Trees never cease to amaze me, the way they find a way to survive the most awful insults-in this case, lethal heart rot. It takes a tree a long, long time to die, though, and it does a lot of living on the way.


And don't I sometimes feel like that beech tree, all hollowed out, but throwing branches and leaves out anyway, shouting "I'm alive! I'm alive! I get to be here! and hallelujah for that!"


because what else is there to do? There is so much to be celebrated on this good green earth. I get to cut trails on my own land, down to this magic valley full of snowy memories and spring orchids and beautiful oaks and beeches all year round. I get to bring my kids and dearest friends to this secret, almost-pristine hideaway that I actually own. That nobody's going to cut or ruin out from under us. I get to listen for the jingling bells of a good dog, circling around to come check on me as he makes his doggy dream rounds, free to run. And all that, my love of my work, and my wonderful kids and sisters and brother and friends, adds up to a life I feel deeply blessed to inhabit.
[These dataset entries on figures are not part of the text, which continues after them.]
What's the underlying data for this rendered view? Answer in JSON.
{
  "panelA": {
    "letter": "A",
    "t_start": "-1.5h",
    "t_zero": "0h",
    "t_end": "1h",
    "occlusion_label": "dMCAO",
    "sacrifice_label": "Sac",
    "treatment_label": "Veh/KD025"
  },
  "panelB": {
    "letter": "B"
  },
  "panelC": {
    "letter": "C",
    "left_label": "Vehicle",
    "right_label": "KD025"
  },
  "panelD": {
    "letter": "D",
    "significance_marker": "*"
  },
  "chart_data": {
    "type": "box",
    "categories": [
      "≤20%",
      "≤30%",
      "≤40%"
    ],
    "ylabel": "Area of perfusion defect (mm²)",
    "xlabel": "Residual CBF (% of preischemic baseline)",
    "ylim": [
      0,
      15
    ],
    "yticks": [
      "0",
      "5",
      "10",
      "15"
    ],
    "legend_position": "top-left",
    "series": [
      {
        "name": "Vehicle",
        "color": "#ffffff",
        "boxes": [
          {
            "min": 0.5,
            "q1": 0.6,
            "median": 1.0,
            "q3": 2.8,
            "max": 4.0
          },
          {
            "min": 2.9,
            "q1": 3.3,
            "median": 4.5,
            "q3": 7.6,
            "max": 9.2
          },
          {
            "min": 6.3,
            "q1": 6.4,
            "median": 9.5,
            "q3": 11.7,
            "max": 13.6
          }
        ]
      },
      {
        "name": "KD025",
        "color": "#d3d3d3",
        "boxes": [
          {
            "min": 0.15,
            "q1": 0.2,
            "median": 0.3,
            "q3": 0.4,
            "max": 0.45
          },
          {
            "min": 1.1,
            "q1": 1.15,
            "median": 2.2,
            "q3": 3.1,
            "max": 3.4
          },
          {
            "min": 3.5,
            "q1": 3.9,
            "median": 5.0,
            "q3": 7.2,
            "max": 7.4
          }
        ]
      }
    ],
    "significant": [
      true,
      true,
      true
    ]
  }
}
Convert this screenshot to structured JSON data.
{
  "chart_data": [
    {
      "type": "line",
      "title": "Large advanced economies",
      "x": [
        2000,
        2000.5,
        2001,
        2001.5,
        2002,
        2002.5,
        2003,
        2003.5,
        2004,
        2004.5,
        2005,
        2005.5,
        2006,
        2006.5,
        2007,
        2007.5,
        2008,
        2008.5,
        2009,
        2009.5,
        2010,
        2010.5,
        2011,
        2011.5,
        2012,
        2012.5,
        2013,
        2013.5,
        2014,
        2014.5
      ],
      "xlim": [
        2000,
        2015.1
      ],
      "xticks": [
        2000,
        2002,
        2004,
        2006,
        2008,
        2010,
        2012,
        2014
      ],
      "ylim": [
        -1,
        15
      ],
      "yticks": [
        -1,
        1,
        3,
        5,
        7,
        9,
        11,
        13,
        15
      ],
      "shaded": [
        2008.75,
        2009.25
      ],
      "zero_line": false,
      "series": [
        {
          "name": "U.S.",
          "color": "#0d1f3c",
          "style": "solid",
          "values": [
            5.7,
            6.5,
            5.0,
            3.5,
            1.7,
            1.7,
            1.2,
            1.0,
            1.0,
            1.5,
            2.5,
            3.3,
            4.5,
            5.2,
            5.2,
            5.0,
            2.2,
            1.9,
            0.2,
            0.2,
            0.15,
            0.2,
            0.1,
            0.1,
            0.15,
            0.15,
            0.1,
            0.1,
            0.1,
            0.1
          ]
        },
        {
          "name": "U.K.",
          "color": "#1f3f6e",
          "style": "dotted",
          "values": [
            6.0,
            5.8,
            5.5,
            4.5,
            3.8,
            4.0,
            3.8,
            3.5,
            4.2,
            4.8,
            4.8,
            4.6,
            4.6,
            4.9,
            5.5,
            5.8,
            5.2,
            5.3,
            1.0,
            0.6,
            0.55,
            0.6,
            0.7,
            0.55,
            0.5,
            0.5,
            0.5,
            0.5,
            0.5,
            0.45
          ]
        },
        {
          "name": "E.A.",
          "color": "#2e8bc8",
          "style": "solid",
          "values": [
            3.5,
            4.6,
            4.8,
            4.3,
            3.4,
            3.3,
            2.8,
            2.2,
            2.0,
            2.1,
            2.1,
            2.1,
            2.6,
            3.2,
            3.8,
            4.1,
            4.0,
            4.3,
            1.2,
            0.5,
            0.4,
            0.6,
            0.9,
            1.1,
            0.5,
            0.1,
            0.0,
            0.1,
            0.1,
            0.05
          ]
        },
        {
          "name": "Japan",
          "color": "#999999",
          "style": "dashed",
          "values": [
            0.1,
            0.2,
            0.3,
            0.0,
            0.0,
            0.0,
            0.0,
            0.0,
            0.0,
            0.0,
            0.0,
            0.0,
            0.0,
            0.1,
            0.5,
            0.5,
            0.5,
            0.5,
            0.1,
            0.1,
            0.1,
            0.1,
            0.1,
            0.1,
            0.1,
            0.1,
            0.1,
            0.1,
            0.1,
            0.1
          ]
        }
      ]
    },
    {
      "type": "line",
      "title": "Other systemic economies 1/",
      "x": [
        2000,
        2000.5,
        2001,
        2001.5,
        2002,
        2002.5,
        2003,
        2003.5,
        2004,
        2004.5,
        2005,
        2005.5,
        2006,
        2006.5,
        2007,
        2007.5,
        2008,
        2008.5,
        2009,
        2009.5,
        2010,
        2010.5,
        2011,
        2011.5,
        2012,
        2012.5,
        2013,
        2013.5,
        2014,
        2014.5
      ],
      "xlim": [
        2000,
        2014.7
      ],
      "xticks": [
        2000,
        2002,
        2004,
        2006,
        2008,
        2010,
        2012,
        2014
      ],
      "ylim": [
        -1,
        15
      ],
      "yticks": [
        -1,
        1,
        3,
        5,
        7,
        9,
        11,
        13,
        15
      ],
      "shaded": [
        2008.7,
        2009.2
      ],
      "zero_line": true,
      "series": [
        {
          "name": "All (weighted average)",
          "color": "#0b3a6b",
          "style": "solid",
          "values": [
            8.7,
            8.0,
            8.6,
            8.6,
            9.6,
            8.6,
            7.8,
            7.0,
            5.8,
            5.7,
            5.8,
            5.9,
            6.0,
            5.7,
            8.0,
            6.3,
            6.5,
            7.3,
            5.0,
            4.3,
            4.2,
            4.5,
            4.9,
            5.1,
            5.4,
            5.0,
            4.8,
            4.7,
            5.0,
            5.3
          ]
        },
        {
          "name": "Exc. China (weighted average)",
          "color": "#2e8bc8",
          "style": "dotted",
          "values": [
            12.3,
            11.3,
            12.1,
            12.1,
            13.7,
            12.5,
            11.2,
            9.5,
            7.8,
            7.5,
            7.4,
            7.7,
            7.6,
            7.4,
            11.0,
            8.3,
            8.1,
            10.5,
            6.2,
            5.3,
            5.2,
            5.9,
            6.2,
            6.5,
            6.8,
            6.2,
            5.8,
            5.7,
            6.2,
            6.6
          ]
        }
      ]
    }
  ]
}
Tuesday before Thanksgiving, I finished hand- cutting the trail all the way down to the orchid patch, as a Thanksgiving gift to my kids and me. I tied yellow flagging all along trail, kicked rocks and logs out of the way, pulled up endless multiflora and honeysuckle plants, brutalized Russian olive shrubs that were too big to cut, and cleared head and heartspace all along the trail until it opened out into blessed beech forest you can see clear through.

Done with my labors, I came diagonally up a very steep slope, picking my way along a deer trail, and looked up at an enormous beech, thinking, "That's got to be our line tree, or someone would have cut it by now."


and sure enough, there were the foolish wires of human territoriality, buried deep in its elephant's skin. And stretching out behind it were the remains of a stone wall, a much more ancient and beautiful way to say, "This piece be mine." 


And scuffing around in the leaves a bit, I turned up a third way that humans serve notice; a surveyor's pin, demarcating the official edge of our property.


I felt the ancients around me--the old beeches; the people who nailed that wire to a young tree; the people before them who piled the shaly rock; the people before them to whom it didn't occur to mark anything.

 And the forest people who hide from us, and sometimes get hung up in our cruel wires.

I found their beds.


I found where the heat of their bodies had ironed the oak leaves. 


It's good to find the beds of the forest people


and to go from smilax to smilax, 


looking at the hard-won patina on their leaves, the only real color in the woods now.


I cut multiflora and honeysuckle like nobody's business, but I leave most of the smilax, because it belongs here, and several crazy, wonderful caterpillars need it.

I love those little leathern hearts, beat up but still glowing through the long, slow autumn.


Now, while the turkey brines and everyone is still asleep, Curtis and I are going down to check our work.
Happy Thanksgiving, everyone. 



9 comments:

Happy thanksgiving to all of you! And love and peace and joy and good food!

Goddamn gurl, you lay me flat. Love you.

Such sweet memories to make and be thankful for. I am thankful for the treasures you share.
Love, Kathy in Delray Beach

Thank you, Julie, for this gift and all the ways you share your wonderful world and life with us - you open our hearts along with yours. Nose boops to Curtis and hugs to you and your chirrens. Love from Snitzi Lynne and our world, to yours.

What a beautiful piece, a Thanksgiving gift. thank you.

Thank you, Julie, for sharing and caring. Much love to you and the kids. Hugs, pats, and turkey scraps for Curtis! Happy, Happy Thanksgiving!!

This is beautiful. When I walk in our woods I can hear our children's cries/whoops/shouts- and barking and meows - from the memories that are part of who we are. The orchids are amazing! You don't find those gifts unless you go out there. I'll go out today. The poignancy of your words are magnificent. The beech tree is amazing from every side. Soon I'll be ready to get a new dog, but not yet. Happy Thanksgiving.

Thanks so much for sharing. Love, hugs, and pats to you all.

Done in the kitchen, that family cookout would likely have been forgotten!